If I learned to speak Mandarin perfectly, with no discernible foreign accent, if I lived the rest of my life in this city, if I my children were born here, if my grandchildren were born here, even if I dyed my hair black, got dark contacts and tried my very best to blend in as much as possible—one thing will still always remain—I’m a foreigner.
As a native of a country where we can’t readily identify foreigners, even by their color of skin or the language they speak—it’s easy for us to never really ponder what it means to be “foreign.” But here, my status as a foreigner is obvious and constant.

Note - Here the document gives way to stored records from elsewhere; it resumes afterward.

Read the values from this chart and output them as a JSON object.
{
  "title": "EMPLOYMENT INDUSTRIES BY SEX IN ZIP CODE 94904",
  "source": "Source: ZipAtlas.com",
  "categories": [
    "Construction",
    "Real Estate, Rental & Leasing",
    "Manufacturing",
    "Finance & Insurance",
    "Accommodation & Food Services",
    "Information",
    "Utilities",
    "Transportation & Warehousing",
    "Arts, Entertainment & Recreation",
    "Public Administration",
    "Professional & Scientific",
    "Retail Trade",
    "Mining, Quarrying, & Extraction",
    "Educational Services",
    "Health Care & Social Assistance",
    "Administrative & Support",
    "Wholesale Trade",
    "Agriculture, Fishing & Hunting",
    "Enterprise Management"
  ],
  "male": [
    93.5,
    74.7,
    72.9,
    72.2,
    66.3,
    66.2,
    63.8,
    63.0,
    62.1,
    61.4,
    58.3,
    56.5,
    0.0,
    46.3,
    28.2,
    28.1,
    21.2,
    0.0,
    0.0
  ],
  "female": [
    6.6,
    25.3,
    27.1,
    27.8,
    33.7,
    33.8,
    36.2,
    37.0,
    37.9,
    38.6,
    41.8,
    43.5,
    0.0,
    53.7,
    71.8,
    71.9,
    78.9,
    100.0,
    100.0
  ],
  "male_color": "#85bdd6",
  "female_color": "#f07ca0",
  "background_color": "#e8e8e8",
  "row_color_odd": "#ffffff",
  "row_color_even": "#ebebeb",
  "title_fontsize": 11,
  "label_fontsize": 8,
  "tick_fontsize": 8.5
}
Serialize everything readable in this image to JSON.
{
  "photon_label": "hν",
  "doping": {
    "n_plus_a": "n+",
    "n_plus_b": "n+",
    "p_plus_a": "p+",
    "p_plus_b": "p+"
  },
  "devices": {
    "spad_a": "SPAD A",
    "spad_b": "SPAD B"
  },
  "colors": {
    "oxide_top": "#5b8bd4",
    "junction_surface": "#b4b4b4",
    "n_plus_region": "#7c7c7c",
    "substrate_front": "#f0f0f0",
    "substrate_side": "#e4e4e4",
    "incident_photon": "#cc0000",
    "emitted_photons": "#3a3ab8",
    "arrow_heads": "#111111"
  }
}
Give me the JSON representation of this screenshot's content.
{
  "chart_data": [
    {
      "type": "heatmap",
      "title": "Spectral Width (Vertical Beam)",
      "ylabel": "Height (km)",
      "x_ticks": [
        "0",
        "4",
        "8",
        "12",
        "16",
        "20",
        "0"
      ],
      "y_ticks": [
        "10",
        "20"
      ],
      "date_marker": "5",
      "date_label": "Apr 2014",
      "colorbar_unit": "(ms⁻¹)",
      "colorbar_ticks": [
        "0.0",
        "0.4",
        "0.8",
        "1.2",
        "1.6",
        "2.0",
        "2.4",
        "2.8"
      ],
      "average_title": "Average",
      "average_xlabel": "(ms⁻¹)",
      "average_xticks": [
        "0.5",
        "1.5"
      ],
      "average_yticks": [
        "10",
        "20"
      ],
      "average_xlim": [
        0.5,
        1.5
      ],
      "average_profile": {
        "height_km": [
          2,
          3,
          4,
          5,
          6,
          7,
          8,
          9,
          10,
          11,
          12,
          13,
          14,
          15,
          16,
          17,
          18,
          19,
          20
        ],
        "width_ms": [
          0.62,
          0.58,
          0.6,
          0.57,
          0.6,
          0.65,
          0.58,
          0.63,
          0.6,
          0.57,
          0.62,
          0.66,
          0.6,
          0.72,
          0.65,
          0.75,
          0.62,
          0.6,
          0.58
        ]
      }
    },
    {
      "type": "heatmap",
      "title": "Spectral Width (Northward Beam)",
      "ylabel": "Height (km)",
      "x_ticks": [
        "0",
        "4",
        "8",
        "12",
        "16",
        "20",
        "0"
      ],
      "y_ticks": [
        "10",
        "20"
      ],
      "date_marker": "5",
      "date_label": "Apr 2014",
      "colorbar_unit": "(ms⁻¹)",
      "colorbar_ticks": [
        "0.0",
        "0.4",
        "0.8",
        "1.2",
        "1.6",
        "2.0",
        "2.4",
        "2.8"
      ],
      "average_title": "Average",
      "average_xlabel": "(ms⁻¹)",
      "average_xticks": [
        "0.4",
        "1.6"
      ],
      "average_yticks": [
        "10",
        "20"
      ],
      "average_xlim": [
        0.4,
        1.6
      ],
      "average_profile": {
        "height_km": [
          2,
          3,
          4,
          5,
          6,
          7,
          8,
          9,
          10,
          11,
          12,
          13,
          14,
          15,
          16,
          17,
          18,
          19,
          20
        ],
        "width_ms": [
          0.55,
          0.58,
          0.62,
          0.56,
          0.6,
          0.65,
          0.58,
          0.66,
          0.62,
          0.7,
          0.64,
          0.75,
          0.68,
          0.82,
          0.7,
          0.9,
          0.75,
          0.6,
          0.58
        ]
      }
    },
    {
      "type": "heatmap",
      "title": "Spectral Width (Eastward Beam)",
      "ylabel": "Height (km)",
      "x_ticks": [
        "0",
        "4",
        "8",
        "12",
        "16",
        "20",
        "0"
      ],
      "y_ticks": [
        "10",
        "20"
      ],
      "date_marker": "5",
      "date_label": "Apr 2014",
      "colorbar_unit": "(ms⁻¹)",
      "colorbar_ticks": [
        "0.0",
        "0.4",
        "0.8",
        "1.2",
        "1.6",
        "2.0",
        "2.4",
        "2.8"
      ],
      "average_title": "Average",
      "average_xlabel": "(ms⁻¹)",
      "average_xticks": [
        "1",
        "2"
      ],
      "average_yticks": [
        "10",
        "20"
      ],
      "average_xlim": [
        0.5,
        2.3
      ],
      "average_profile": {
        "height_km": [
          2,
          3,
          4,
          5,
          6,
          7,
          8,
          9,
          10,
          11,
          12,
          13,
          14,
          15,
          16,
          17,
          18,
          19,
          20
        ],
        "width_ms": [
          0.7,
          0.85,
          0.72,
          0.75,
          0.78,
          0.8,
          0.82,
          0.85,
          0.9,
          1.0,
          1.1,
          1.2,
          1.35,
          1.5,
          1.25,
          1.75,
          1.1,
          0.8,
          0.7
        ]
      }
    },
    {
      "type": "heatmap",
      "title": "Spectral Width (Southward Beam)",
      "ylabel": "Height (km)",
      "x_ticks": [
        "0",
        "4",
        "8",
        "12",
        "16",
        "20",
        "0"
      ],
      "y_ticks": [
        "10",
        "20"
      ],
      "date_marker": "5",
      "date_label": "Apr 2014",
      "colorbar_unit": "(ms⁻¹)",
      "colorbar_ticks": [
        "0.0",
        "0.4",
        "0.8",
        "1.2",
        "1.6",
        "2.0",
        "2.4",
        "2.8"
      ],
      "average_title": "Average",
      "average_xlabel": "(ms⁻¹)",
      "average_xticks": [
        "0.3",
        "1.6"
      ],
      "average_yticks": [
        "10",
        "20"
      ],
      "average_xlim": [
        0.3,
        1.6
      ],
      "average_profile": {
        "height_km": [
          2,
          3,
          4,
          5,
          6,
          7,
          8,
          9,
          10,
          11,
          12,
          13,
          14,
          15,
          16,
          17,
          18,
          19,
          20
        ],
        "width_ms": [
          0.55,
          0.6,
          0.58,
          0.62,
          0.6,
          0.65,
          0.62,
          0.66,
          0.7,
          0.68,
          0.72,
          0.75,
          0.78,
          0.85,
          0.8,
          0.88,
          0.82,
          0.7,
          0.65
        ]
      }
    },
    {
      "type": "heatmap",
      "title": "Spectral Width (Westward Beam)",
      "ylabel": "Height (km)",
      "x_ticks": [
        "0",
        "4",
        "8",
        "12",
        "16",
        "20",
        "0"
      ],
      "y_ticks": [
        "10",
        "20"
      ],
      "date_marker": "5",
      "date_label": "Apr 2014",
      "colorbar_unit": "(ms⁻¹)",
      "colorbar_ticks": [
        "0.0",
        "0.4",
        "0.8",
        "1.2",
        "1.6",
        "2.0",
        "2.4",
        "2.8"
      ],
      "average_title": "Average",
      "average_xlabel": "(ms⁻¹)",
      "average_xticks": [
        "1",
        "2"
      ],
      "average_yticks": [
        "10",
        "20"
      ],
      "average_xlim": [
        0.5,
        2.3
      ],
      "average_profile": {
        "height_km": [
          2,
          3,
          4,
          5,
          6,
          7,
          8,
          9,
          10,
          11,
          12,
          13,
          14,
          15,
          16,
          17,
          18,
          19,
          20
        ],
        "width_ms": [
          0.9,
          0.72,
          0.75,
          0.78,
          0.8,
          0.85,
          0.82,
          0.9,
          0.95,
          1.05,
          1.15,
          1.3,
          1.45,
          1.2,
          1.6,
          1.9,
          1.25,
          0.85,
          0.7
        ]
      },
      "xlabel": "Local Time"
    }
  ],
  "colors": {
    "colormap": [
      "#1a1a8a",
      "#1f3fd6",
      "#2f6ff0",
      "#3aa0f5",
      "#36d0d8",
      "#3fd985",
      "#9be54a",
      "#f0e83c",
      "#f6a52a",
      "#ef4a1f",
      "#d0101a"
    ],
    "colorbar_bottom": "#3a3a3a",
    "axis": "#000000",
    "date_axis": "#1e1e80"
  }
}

After nearly 4 weeks of traveling, I returned “home” a few days ago. Although I was leaving this beautiful country full of warmth and sunshine:
I was excited to be returning to this foreign land—which over the past few months begins to feel more familiar, like a place I belong. Perhaps that’s why my status once again as foreign was a little bit jarring. My first night back we went to dinner at a restaurant we frequent. Another diner moved across the restaurant to stare at us. He probably wanted to examine the foreigners’ chopstick skills. Or maybe he was just intrigued by the group of foreigners.
While at times this identity as a foreigner can be a bit overwhelming, I have to say I’ve grown in some ways to appreciate. In one of my early letters home I mentioned that living here, ‘I’m continually reminded that for each of us, this is not our home. China is no more my home than the land of (real) football and barbecue is.’
So even as I retain my foreign status, I’m thankful for the opportunities that it brings me to meet new people and build relationships. I’m thankful for the many foreign things that become familiar. And I’m thankful for the reminder that I am made for a greater home and have been given a “longing for a better country—a heavenly one.”